وَاِذَا الْقُبُورُ بُعْثِرَتْۙ ﴿٤﴾ (Ve izel kuburü busiret)﴾4﴿ Kabirlerin altı üstüne getirildiğinde;

عَلِمَتْ نَفْسٌ مَا قَدَّمَتْ وَاَخَّرَتْؕ ﴿٥﴾ (Alimet nefsüm ma kaddemet ve ahharet)﴾5﴿ Her insan dünyada neleri yaptığını, neleri de yapmadığını anlayacaktır.

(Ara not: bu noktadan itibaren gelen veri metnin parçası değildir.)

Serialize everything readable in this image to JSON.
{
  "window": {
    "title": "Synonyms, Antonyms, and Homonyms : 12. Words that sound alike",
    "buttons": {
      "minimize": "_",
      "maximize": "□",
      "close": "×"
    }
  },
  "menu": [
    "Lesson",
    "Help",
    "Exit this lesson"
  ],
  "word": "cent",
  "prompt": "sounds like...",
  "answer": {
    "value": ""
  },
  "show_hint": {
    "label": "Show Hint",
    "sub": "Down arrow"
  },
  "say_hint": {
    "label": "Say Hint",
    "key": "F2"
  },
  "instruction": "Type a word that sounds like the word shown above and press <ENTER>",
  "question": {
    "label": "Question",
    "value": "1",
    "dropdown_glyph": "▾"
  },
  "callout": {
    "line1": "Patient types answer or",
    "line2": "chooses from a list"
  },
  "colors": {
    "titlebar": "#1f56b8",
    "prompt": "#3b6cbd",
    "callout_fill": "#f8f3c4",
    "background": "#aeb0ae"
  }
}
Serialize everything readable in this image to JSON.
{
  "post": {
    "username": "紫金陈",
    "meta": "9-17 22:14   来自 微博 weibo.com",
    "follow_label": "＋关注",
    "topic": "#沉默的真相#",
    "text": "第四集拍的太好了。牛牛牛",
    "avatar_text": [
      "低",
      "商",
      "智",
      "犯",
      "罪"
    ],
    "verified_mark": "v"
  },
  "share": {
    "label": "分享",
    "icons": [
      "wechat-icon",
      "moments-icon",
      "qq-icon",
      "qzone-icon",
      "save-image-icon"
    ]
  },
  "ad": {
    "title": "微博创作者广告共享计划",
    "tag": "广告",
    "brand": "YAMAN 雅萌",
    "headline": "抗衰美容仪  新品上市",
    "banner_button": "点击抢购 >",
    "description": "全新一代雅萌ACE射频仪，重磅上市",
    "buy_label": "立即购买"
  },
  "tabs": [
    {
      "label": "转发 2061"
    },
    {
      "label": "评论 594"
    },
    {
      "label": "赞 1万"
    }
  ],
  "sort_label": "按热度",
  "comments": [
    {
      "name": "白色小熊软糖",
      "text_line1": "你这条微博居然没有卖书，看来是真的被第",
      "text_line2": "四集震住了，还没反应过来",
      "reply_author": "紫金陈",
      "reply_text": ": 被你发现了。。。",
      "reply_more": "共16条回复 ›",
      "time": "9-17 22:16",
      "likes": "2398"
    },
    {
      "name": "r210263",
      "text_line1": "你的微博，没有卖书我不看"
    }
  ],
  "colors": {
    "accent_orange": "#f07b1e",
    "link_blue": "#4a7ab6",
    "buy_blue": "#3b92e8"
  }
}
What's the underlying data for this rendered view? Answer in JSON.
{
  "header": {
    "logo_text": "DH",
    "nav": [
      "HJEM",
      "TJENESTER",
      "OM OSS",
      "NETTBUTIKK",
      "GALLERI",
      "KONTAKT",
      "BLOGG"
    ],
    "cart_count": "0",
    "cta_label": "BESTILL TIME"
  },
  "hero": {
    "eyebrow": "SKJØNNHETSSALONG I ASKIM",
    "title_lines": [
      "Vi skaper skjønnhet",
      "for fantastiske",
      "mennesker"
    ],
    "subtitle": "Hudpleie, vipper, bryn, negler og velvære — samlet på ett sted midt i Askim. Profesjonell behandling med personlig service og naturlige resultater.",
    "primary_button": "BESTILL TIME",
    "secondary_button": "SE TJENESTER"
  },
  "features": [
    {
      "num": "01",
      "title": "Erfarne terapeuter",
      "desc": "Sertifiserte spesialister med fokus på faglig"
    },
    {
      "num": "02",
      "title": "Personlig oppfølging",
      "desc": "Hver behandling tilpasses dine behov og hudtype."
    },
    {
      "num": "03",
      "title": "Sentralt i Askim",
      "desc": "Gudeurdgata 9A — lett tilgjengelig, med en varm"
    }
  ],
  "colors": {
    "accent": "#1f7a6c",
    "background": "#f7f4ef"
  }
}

Kıyamet günü hakkında Tekvîr sûresinde anlatılanları pekiştirmek üzere burada o gün vuku bulacak bazı olaylardan söz edilerek insanlar uyarılmaktadır. Uzay boşluğundaki yıldızların düzenli hareketini sağlayan çekim kanununun kıyamet gününde yok olmasının bir sonucu olarak evrenin düzeninin bozulacağı, göklerin çatlayıp yarılacağı, kısaca kozmik düzenin bozulacağı bildirilmiştir (bk. Furkan 25/25; Hâkka 69/16; Rahmân 55/37; Nebe’ 78/19-20; Tekvîr 81/1-6). Denizlerin kabarıp taşmasını, dünyanın şiddetle sarsılması, dağların parçalanıp yok olması, denge ve düzenin bozulması gibi olaylar sonunda dünyayı denizlerin kaplaması şeklinde anlamak mümkündür. Deniz altında gerçekleşen şiddetli depremlerin tsunami denilen büyük dalgalara ve taşmalara yol açmasını hatırlayarak âyetteki kıyamet tasvirini daha iyi anlayabiliriz.
Bu âyetler hakkında, “şiddetli sarsıntı neticesinde yerkürede meydana gelecek olan volkanik patlaklar ve derin çatlaklardan çıkan lav kütlelerinin deniz sularını kaynatacağı, taşıracağı, hatta buharlaştıracağı” şeklinde de yorum yapılmıştır.
Kıyametin kopması sırasında meydana gelecek sayısız felâketlerin büyüklerinden birkaçı örnek olarak zikredildikten sonra “Kabirlerin altı üstüne getirildiğinde” meâlindeki 4. âyetle konu insana getirilmiştir. Bu âyet genellikle o büyük altüst oluş esnasında kabirlerde toprak altında bulunan ceset parçalarının dışarı fırlatılacağı şeklinde yorumlanmıştır.
يَٓا اَيُّهَا الْاِنْسَانُ مَا غَرَّكَ بِرَبِّكَ الْكَرٖيمِۙ ﴿٦﴾ (Ya eyyuhel insanu ma ğarreke bi rabbikel kerim?)﴾6﴿ Ey insan! Yüce rabbin hakkında seni yanıltıp aldatan ne oldu?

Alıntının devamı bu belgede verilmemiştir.